Optimalisasi peran KPPU
Persaingan
dalam dunia usaha itu merupakan condition sine qua non atau persyaratan
mutlak bagi terselenggaranya ekonomi pasar. Sehingga, pentingnya peran KPPU dalam menegakan hukum
di era ekonomi digital. KPPU merupakan lembaga yang bersifat independen, di mana
dalam menangani, memutuskan atau melakukan penyelidikan suatu perkara tidak
dapat dipengaruhi oleh pihak manapun, baik pemerintah maupun pihak lain yang
memiliki conflict of interest. Kewenangan
KPPU tersebut diatur dalam Pasal 36 ayat (6) dan Pasal 36
ayat (7) UU No. 5 Tahun 1999.
Selain itu, KPPU juga menyerupai lembaga peradilan (quasi
judicial) yang mempunyai wewenang eksekutorial terkait kasus-kasus persaingan
usaha. KPPU memiliki kewenangan untuk melakukan
penegakan hukum persaingan usaha, Walaupun
dalam pelaksanaan wewenang dan tugasnya bertanggung jawab kepada presiden. Namun
pada realitanya kewenangan yang dimiliki KPPU masih belum mampu meminimalisir
terjadinya persaingan usaha tidak sehat di era ekonomi digital. Akibat dari
regulasi yang masih belum mampu mengakomodir pada permasalahan di era ekonomi
digital. Untuk itu, dibutukannya optimalisasi peran KPPU bekerjasama dengan pemerintah untuk secepatnya
melakukan pembaharuan terhadap UU No. 5 Tahun 1999 yang mengatur terkait
ekonomi digital. Serta menegaskan perbedaan antar bisnis yang berbasis digital
dan konvensional. Setelah itu, KPPU
harus saling bersinergi antar elemen di masyarakat dan pemerintah dalam menegakan
hukum persaingan usaha. Jika kedua hal tersebut dapat terlaksana maka iklim
persaingan usaha yang sehat dapat tercipta di Indonesia.

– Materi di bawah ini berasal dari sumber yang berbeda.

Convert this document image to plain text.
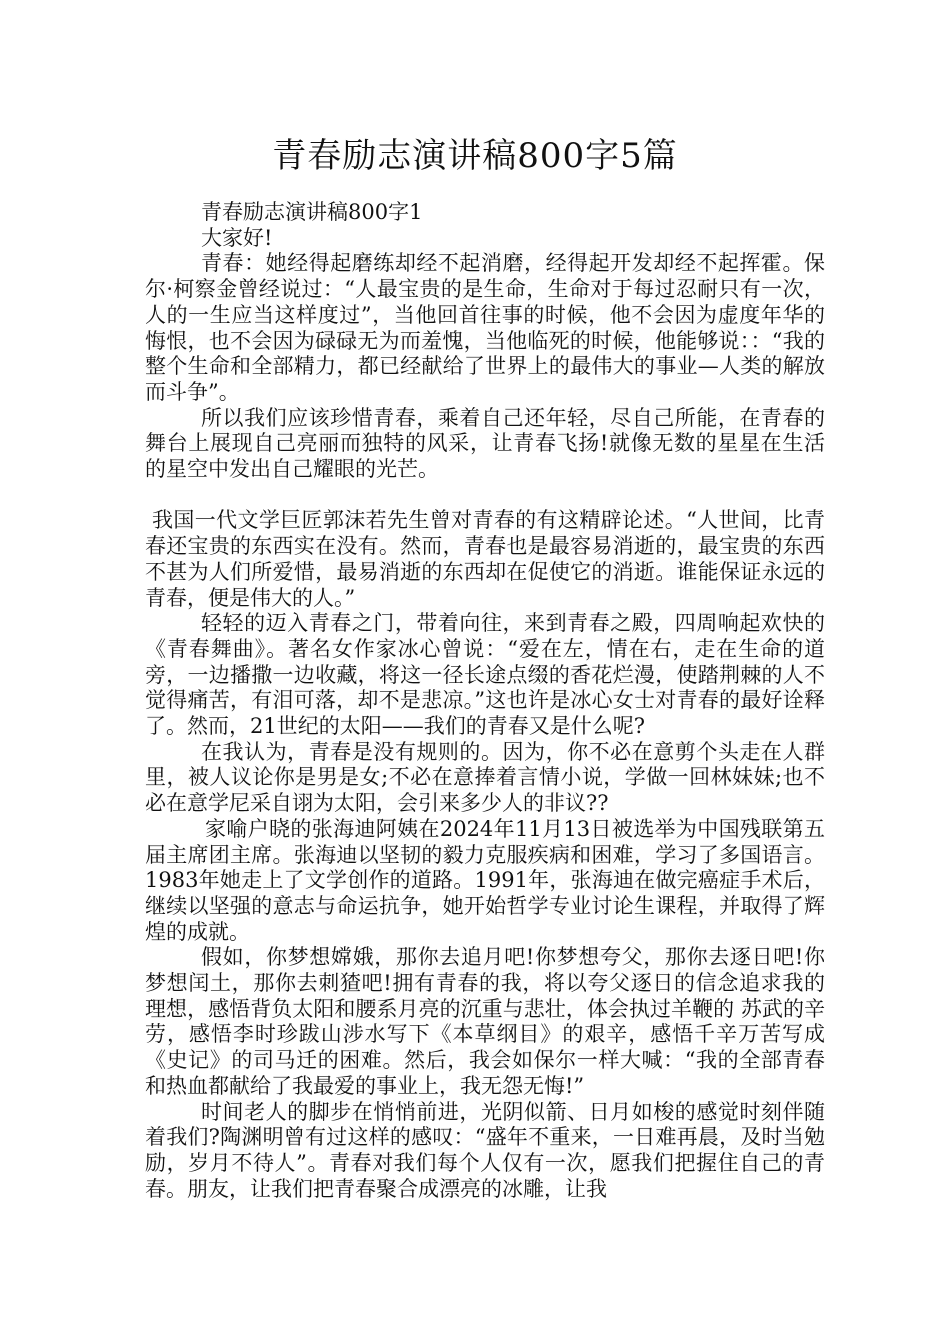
青春励志演讲稿800字5篇

青春励志演讲稿800字1

大家好!

青春：她经得起磨练却经不起消磨，经得起开发却经不起挥霍。保尔·柯察金曾经说过：“人最宝贵的是生命，生命对于每过忍耐只有一次，人的一生应当这样度过”，当他回首往事的时候，他不会因为虚度年华的悔恨，也不会因为碌碌无为而羞愧，当他临死的时候，他能够说：：“我的整个生命和全部精力，都已经献给了世界上的最伟大的事业—人类的解放而斗争”。

所以我们应该珍惜青春，乘着自己还年轻，尽自己所能，在青春的舞台上展现自己亮丽而独特的风采，让青春飞扬!就像无数的星星在生活的星空中发出自己耀眼的光芒。

我国一代文学巨匠郭沫若先生曾对青春的有这精辟论述。“人世间，比青春还宝贵的东西实在没有。然而，青春也是最容易消逝的，最宝贵的东西不甚为人们所爱惜，最易消逝的东西却在促使它的消逝。谁能保证永远的青春，便是伟大的人。”

轻轻的迈入青春之门，带着向往，来到青春之殿，四周响起欢快的《青春舞曲》。著名女作家冰心曾说：“爱在左，情在右，走在生命的道旁，一边播撒一边收藏，将这一径长途点缀的香花烂漫，使踏荆棘的人不觉得痛苦，有泪可落，却不是悲凉。”这也许是冰心女士对青春的最好诠释了。然而，21世纪的太阳——我们的青春又是什么呢?

在我认为，青春是没有规则的。因为，你不必在意剪个头走在人群里，被人议论你是男是女;不必在意捧着言情小说，学做一回林妹妹;也不必在意学尼采自诩为太阳，会引来多少人的非议??

家喻户晓的张海迪阿姨在2024年11月13日被选举为中国残联第五届主席团主席。张海迪以坚韧的毅力克服疾病和困难，学习了多国语言。1983年她走上了文学创作的道路。1991年，张海迪在做完癌症手术后，继续以坚强的意志与命运抗争，她开始哲学专业讨论生课程，并取得了辉煌的成就。

假如，你梦想嫦娥，那你去追月吧!你梦想夸父，那你去逐日吧!你梦想闰土，那你去刺猹吧!拥有青春的我，将以夸父逐日的信念追求我的理想，感悟背负太阳和腰系月亮的沉重与悲壮，体会执过羊鞭的 苏武的辛劳，感悟李时珍跋山涉水写下《本草纲目》的艰辛，感悟千辛万苦写成《史记》的司马迁的困难。然后，我会如保尔一样大喊：“我的全部青春和热血都献给了我最爱的事业上，我无怨无悔!”

时间老人的脚步在悄悄前进，光阴似箭、日月如梭的感觉时刻伴随着我们?陶渊明曾有过这样的感叹：“盛年不重来，一日难再晨，及时当勉励，岁月不待人”。青春对我们每个人仅有一次，愿我们把握住自己的青春。朋友，让我们把青春聚合成漂亮的冰雕，让我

Persaingan usaha yang sehat akan
memberikan akibat positif bagi para pelaku usaha, sebab dapat menimbulkan
motivasi atau rangsangan untuk meningkatkan efisiensi, produktivitas, inovasi,
dan kualitas produk yang dihasilkannya. Selain menguntungkan bagi para pelaku
usaha, tentu saja konsumen memperoleh manfaat dari persaingan usaha yang sehat
itu, yaitu adanya penurunan harga, banyak pilihan, dan peningkatan kualitas
produk. Sebaliknya apabila terjadi persaingan usaha yang tidak sehat antara
para pelaku usaha tertentu berakibat negatif tidak saja bagi pelaku usaha dan
konsumen, tetapi juga memberikan
pengaruh negatif bagi perekonomian nasional.